It is another busier-than-busy day. However, you manage to carve out an hour between running to and from your kid’s soccer practice, making dinner, and completing deadlines for a presentation at the office or school in order to squeeze in a good workout. It is days like these that require your most focus. With only an hour to spare, you throw your gym bag in the car and drive to your local City Sports Club. You think to yourself, “Ah…I made it!” (This is in most cases half the battle for some of us.)
You find some unoccupied equipment in the gym, and on to the elliptical machine you go! Five minutes into getting in a good rhythm, your phone alerts you of a work email you feel obligated to answer immediately. Ten minutes later, you glance at a series of social media notifications that momentarily redirect your attention. You have now found yourself twenty-five minutes into what was only supposed to be a fifteen-minute warm up to ensure there was still time to weight train.
Hurriedly, you find your favorite pump-up playlist and rush to the weight floor. Having successfully gotten through the first two sets of your arm and shoulder workout, your mind gets distracted…yet again. Instead of a one to two-minute rest in between reps you’re now taking five to seven minutes to glance at the latest talk show on the overhead television. Do these momentary distractions sound remotely familiar? Don’t worry, you’re not alone, we have all been there!

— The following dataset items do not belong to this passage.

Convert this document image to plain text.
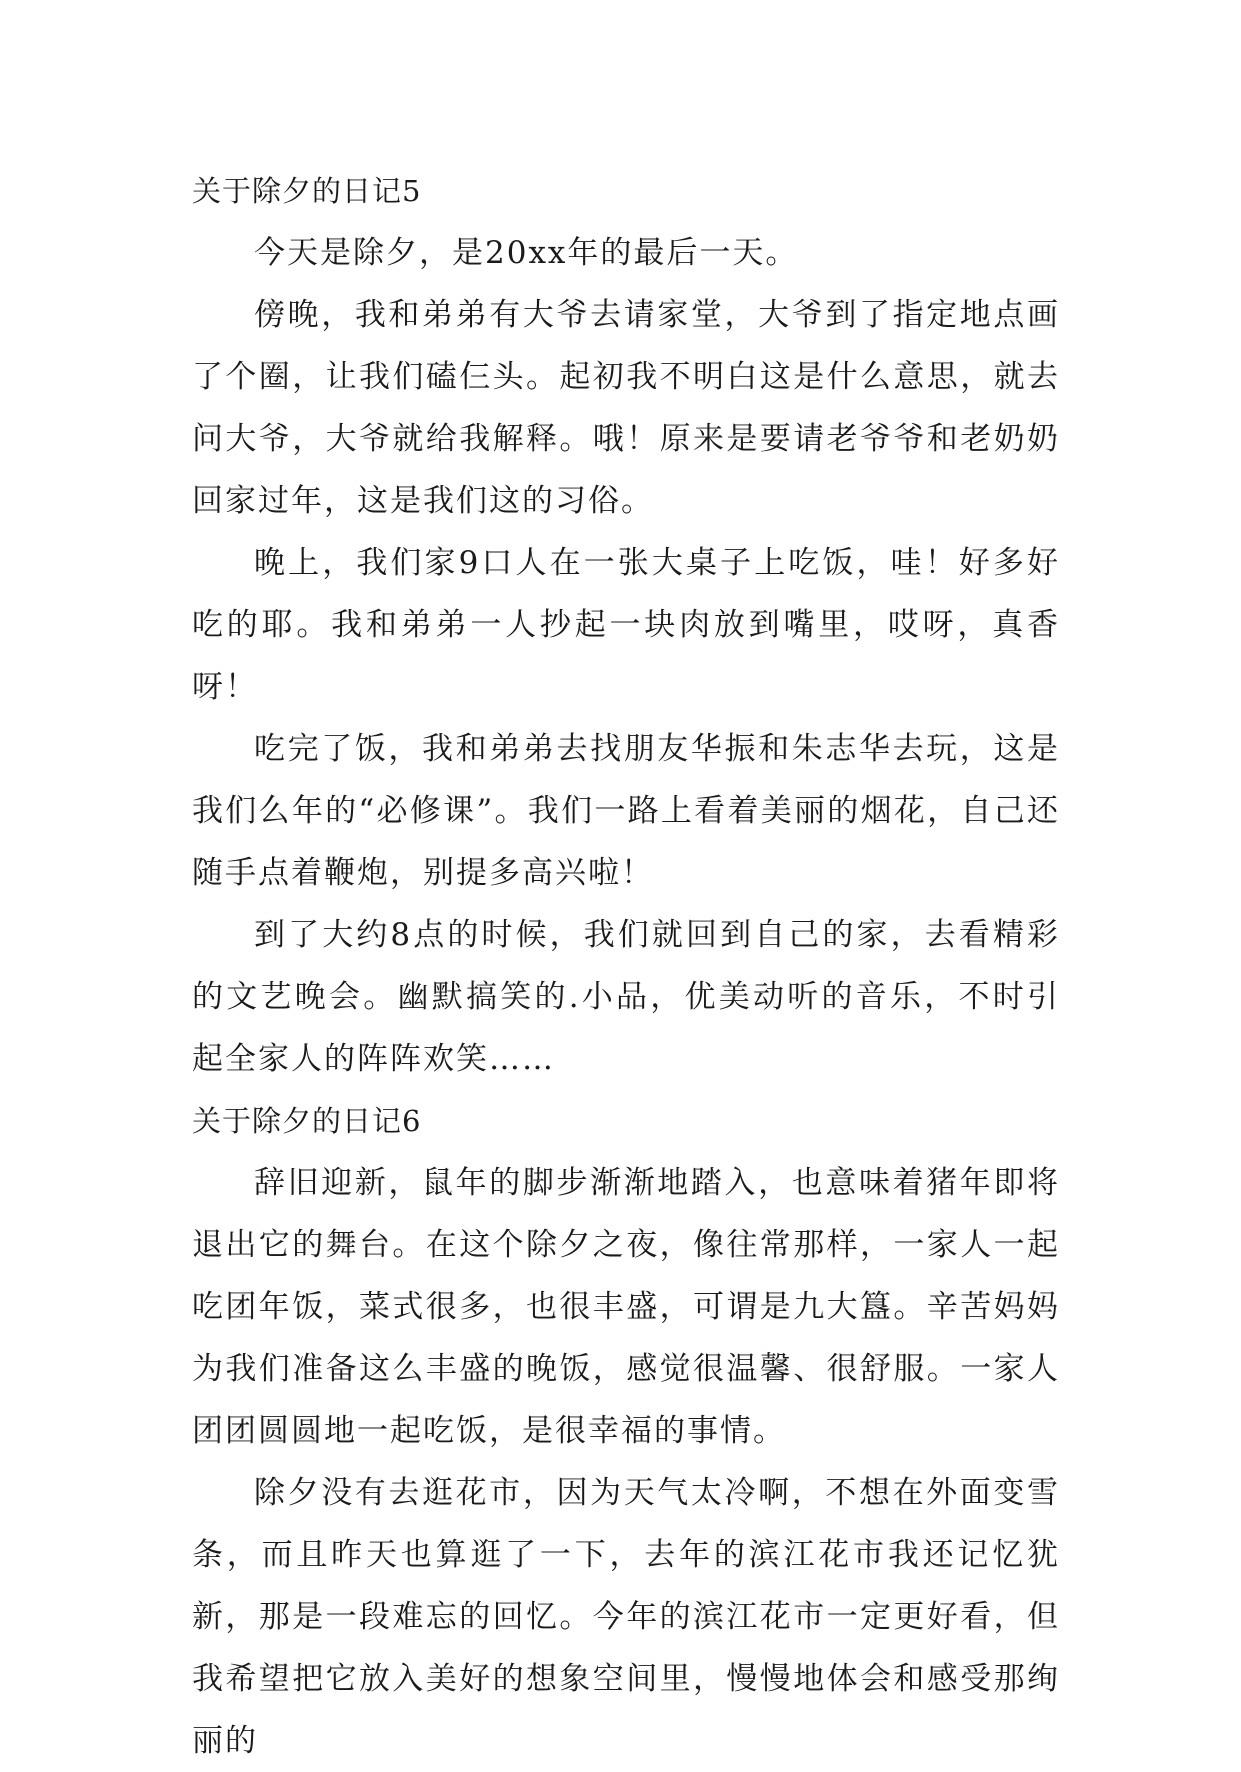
关于除夕的日记5

今天是除夕，是20xx年的最后一天。

傍晚，我和弟弟有大爷去请家堂，大爷到了指定地点画了个圈，让我们磕仨头。起初我不明白这是什么意思，就去问大爷，大爷就给我解释。哦！原来是要请老爷爷和老奶奶回家过年，这是我们这的习俗。

晚上，我们家9口人在一张大桌子上吃饭，哇！好多好吃的耶。我和弟弟一人抄起一块肉放到嘴里，哎呀，真香呀！

吃完了饭，我和弟弟去找朋友华振和朱志华去玩，这是我们么年的“必修课”。我们一路上看着美丽的烟花，自己还随手点着鞭炮，别提多高兴啦！

到了大约8点的时候，我们就回到自己的家，去看精彩的文艺晚会。幽默搞笑的.小品，优美动听的音乐，不时引起全家人的阵阵欢笑……

关于除夕的日记6

辞旧迎新，鼠年的脚步渐渐地踏入，也意味着猪年即将退出它的舞台。在这个除夕之夜，像往常那样，一家人一起吃团年饭，菜式很多，也很丰盛，可谓是九大簋。辛苦妈妈为我们准备这么丰盛的晚饭，感觉很温馨、很舒服。一家人团团圆圆地一起吃饭，是很幸福的事情。

除夕没有去逛花市，因为天气太冷啊，不想在外面变雪条，而且昨天也算逛了一下，去年的滨江花市我还记忆犹新，那是一段难忘的回忆。今年的滨江花市一定更好看，但我希望把它放入美好的想象空间里，慢慢地体会和感受那绚丽的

That one hour, with its various distractions, speaks to a greater challenge many of us still face, the art of being present. We can see how easily life’s demands try to impede on our productivity not only at the gym but in our day-to-day lives. So how do we keep from allowing our attention to be pulled in multiple directions? Is it even practical, and what are the benefits?
We hope to unpack what it means to be truly present, how it increases our productivity, and how you can practice implementing it in your own life. So, take a deep powerful breath in, release any and all distractions keeping you from being right here in this moment—exhale slowly. Now, let’s dive into mindfulness!

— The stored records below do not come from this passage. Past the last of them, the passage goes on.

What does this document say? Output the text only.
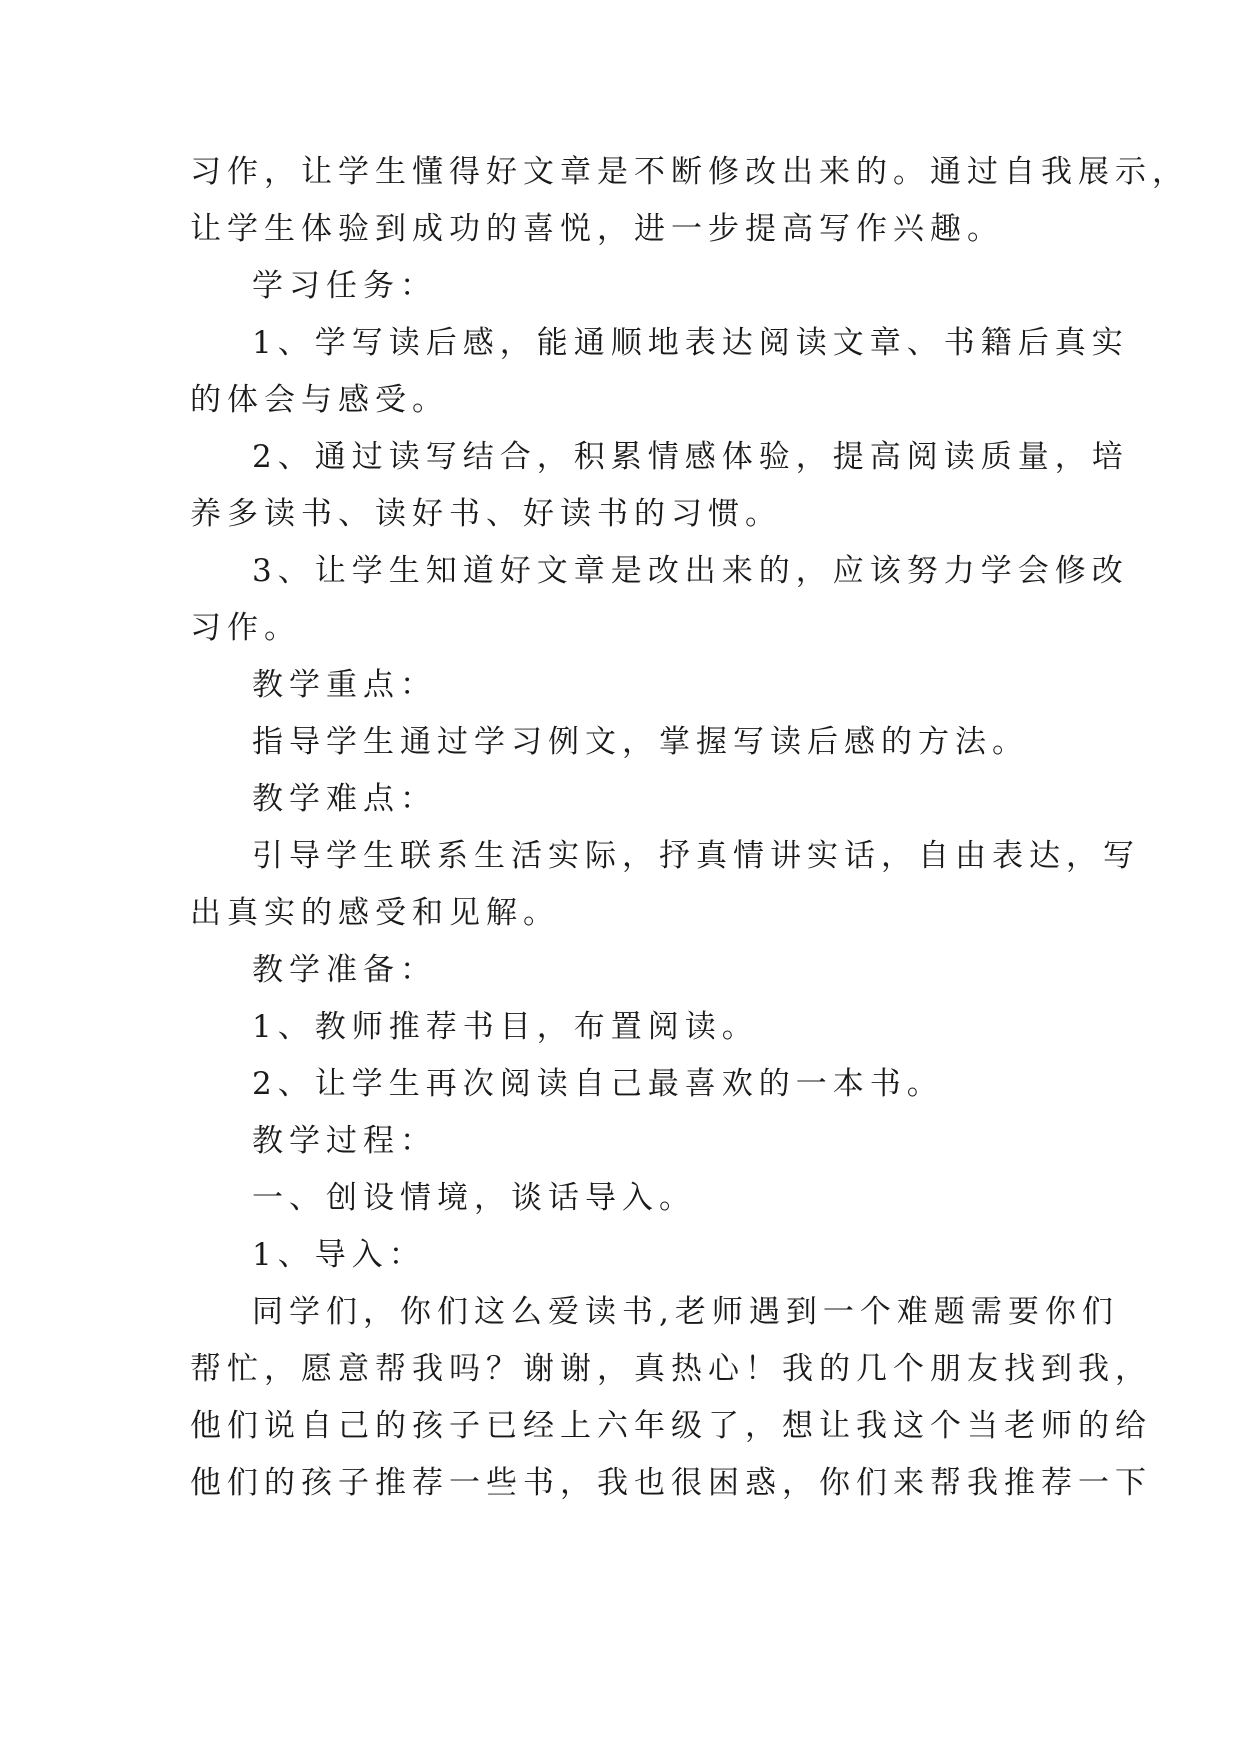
习作，让学生懂得好文章是不断修改出来的。通过自我展示，

让学生体验到成功的喜悦，进一步提高写作兴趣。

学习任务：

1、学写读后感，能通顺地表达阅读文章、书籍后真实

的体会与感受。

2、通过读写结合，积累情感体验，提高阅读质量，培

养多读书、读好书、好读书的习惯。

3、让学生知道好文章是改出来的，应该努力学会修改

习作。

教学重点：

指导学生通过学习例文，掌握写读后感的方法。

教学难点：

引导学生联系生活实际，抒真情讲实话，自由表达，写

出真实的感受和见解。

教学准备：

1、教师推荐书目，布置阅读。

2、让学生再次阅读自己最喜欢的一本书。

教学过程：

一、创设情境，谈话导入。

1、导入：

同学们，你们这么爱读书,老师遇到一个难题需要你们

帮忙，愿意帮我吗？谢谢，真热心！我的几个朋友找到我，

他们说自己的孩子已经上六年级了，想让我这个当老师的给

他们的孩子推荐一些书，我也很困惑，你们来帮我推荐一下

We can all attest to those more-than-hectic-days where free-time to unwind is seemingly obsolete! However, in the chance where you can squeeze in some “me time” towards fitness, here is a focus-driven type of workout that will allow you to maximize on time and effort. For those who get easily distracted at the gym, consider the tips below.

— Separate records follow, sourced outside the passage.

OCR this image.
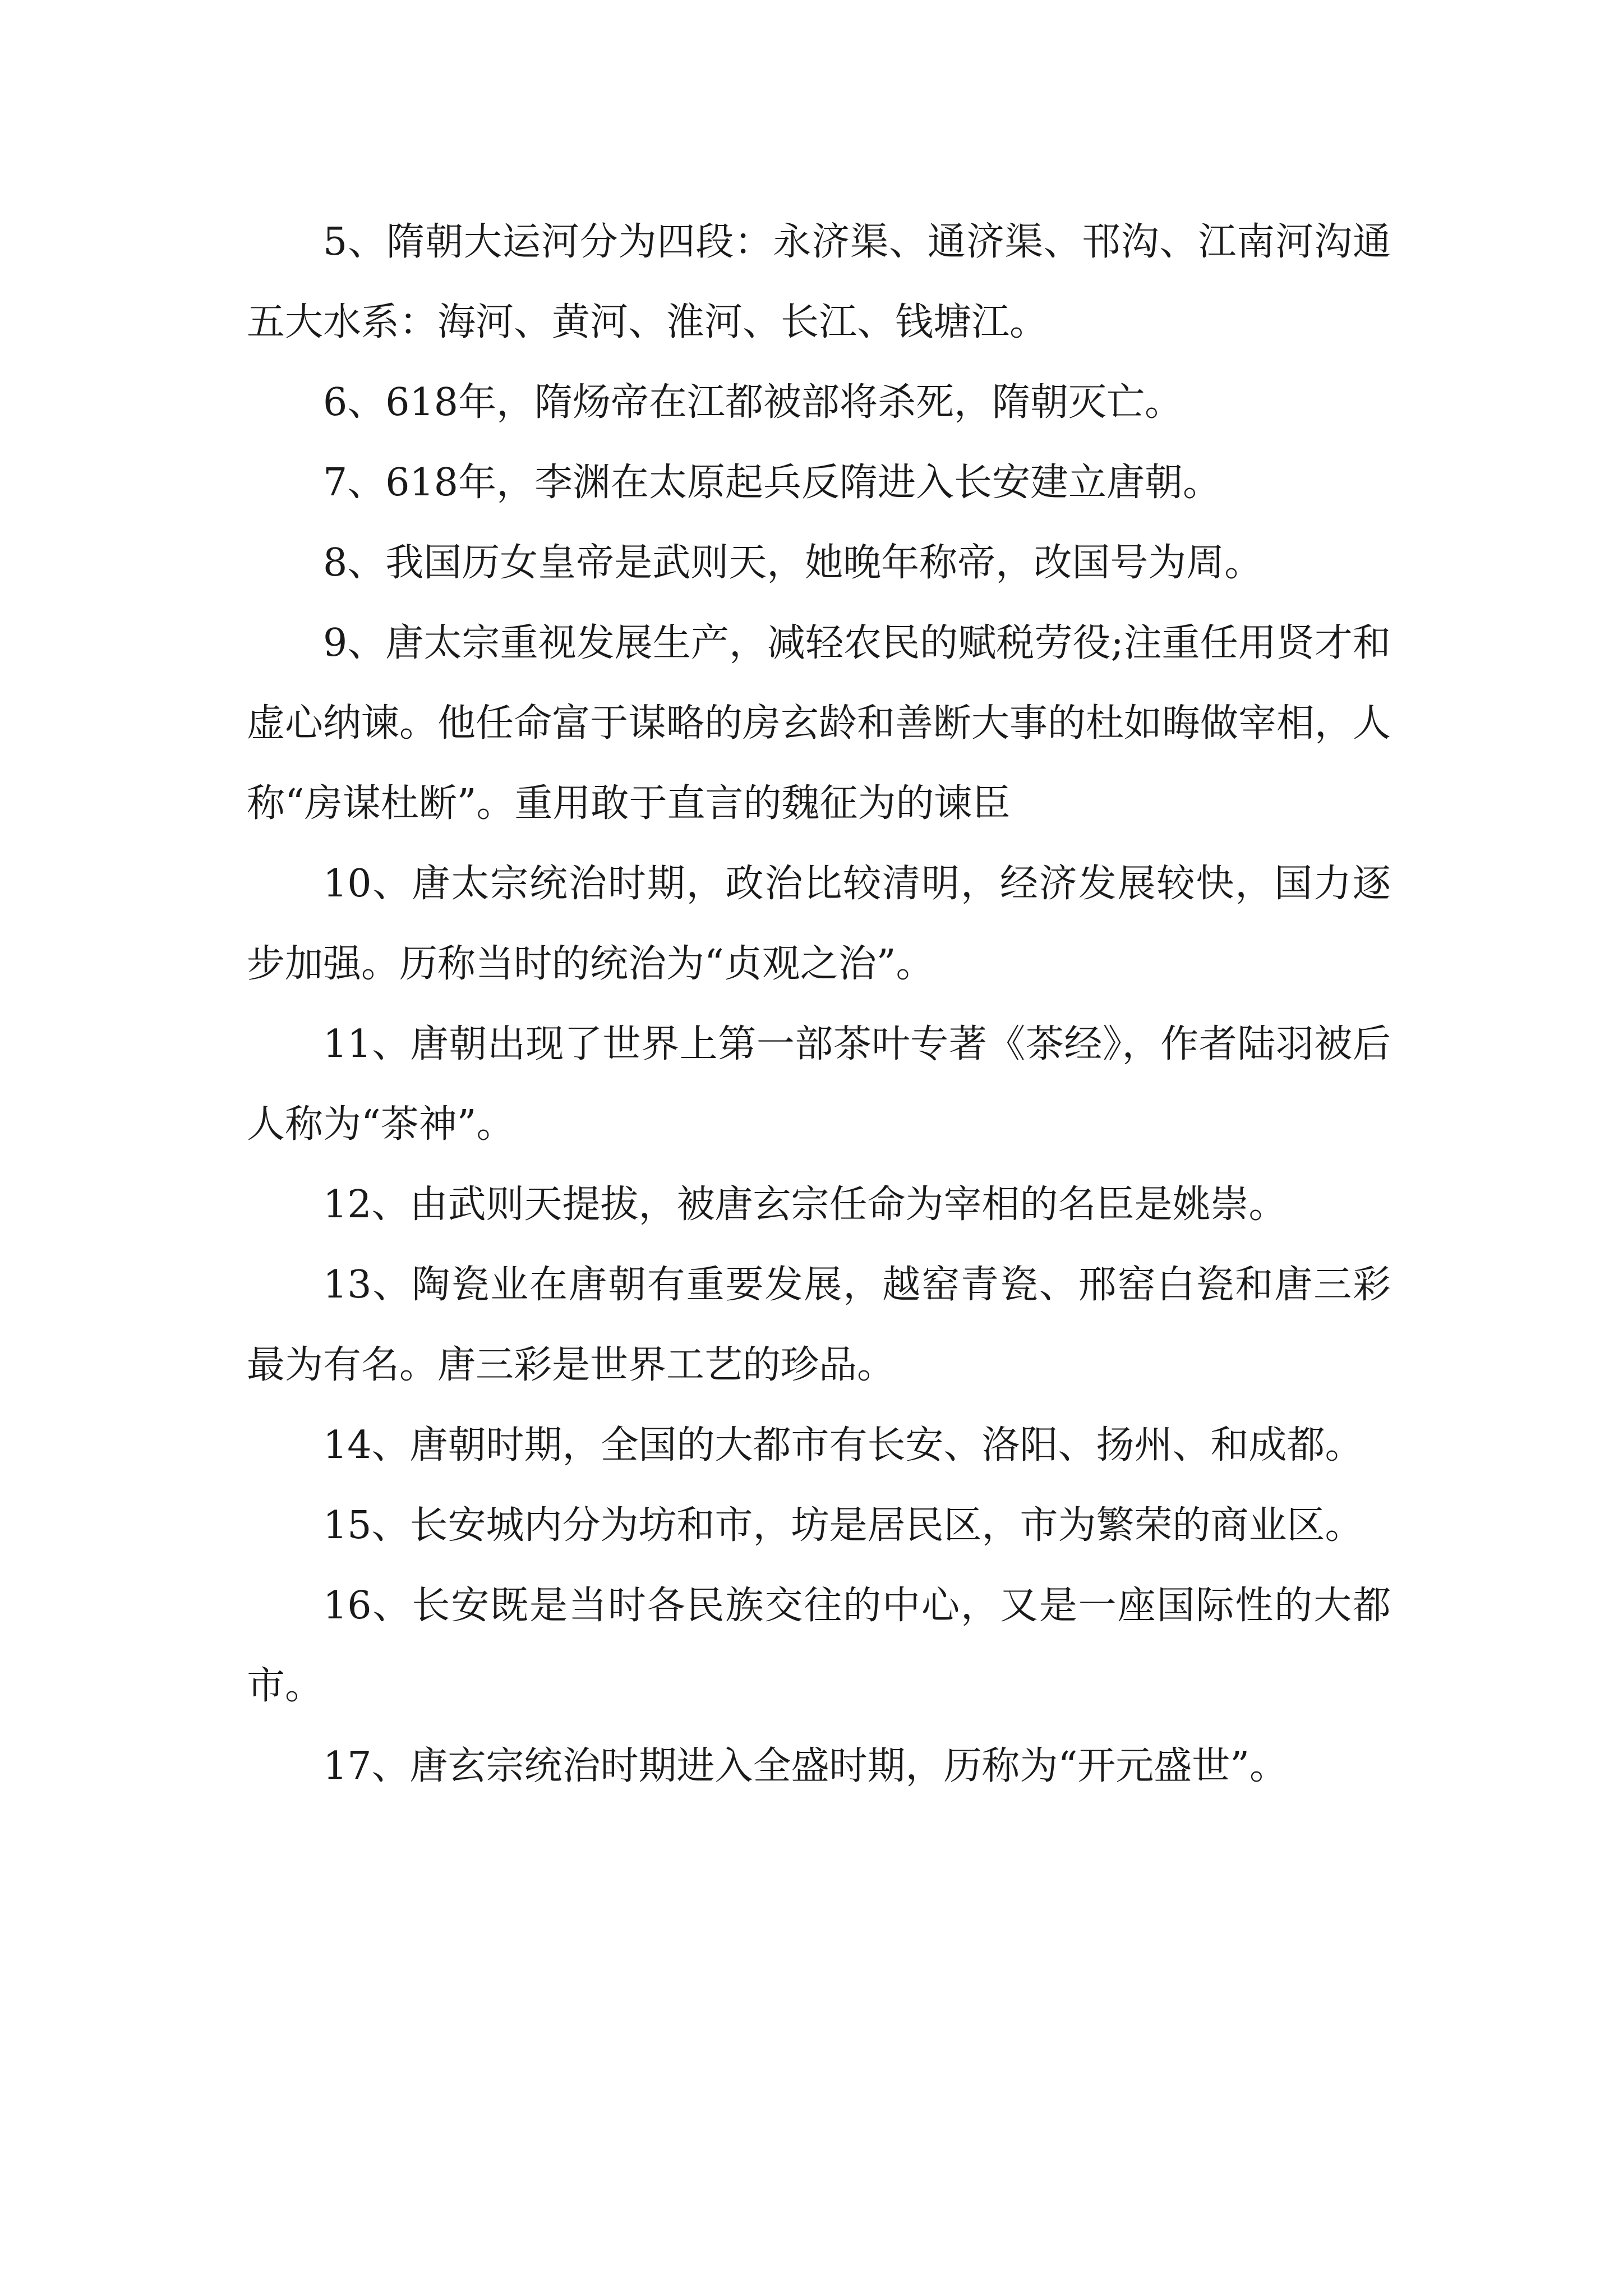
5、隋朝大运河分为四段：永济渠、通济渠、邗沟、江南河沟通五大水系：海河、黄河、淮河、长江、钱塘江。

6、618年，隋炀帝在江都被部将杀死，隋朝灭亡。

7、618年，李渊在太原起兵反隋进入长安建立唐朝。

8、我国历女皇帝是武则天，她晚年称帝，改国号为周。

9、唐太宗重视发展生产，减轻农民的赋税劳役;注重任用贤才和虚心纳谏。他任命富于谋略的房玄龄和善断大事的杜如晦做宰相，人称“房谋杜断”。重用敢于直言的魏征为的谏臣

10、唐太宗统治时期，政治比较清明，经济发展较快，国力逐步加强。历称当时的统治为“贞观之治”。

11、唐朝出现了世界上第一部茶叶专著《茶经》，作者陆羽被后人称为“茶神”。

12、由武则天提拔，被唐玄宗任命为宰相的名臣是姚崇。

13、陶瓷业在唐朝有重要发展，越窑青瓷、邢窑白瓷和唐三彩最为有名。唐三彩是世界工艺的珍品。

14、唐朝时期，全国的大都市有长安、洛阳、扬州、和成都。

15、长安城内分为坊和市，坊是居民区，市为繁荣的商业区。

16、长安既是当时各民族交往的中心，又是一座国际性的大都市。

17、唐玄宗统治时期进入全盛时期，历称为“开元盛世”。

Step one: The Out of Sight, Out of Mind Approach
If you can, set your phone on airplane mode, to stop notifications from alerting you. That way, you won’t be tempted to answer emails, texts, or checking your social during your dedicated workout time.
Step two: Quality over Quantity Workouts
Set your attention on completing a quality workout, one that challenges you to maximize on your time.
For example, applying HIIT or high-intensity interval training is a great solution for those wanting to get an effective workout on a time crunch.
30-minute HIIT Workout Sample
Complete as many reps as possible (AMRAP):
Part 1 (15 minutes)
- 10 Air Squats
- 20 mountain climbers
- 10 alternating lunges (5 each leg)
- 20 toe taps
- 40 jumping jacks (or jump rope)
- 20 bicycle crunches
Part 2: (15 minutes)
*Grab a pair of dumbbells
- 10 bicep curls
- 15 shoulder press
- 10 hammer curls
- 15 overhead triceps extension
- 10 pushups
- 15 renegade rows
HIIT training is not only a great way to let off some endorphins but is a great way to practice being present! You are not only utilizing the most of your time at the gym but conditioning your mind to focus on areas of importance in your overall life. Now, imagine applying these same principles to other areas of your life that require you to not only show up but to be present. Sometimes being present means turning off the distractions, or intentionally allotting a specific time frame to complete that work assignment, or focus on family time, and any other important obligations.
Being present doesn’t have to stop at your workout, nor is it only found in quiet yoga classes. Being present requires disciplining the mind while simultaneously living in a world that demands the most out of our time. We can’t always control how much time we have for ourselves, but we can control how we choose to spend it. If we can effectively use thirty minutes out of our day to devote our best towards the gym, reading, or being in complete stillness and removing technology, we will soon see impactful changes towards our overall health.
The practice of being present aids us to focus on what is happening right now. It distances us from the expectations of our future and keeps us from being overwhelmed by our past. Moving forward, we encourage you on those busier-than-busy days, to empower yourself by not only showing up but being present. Applying these tips in and outside of the gym will only help in increasing your overall productivity and encourage you to live in the now.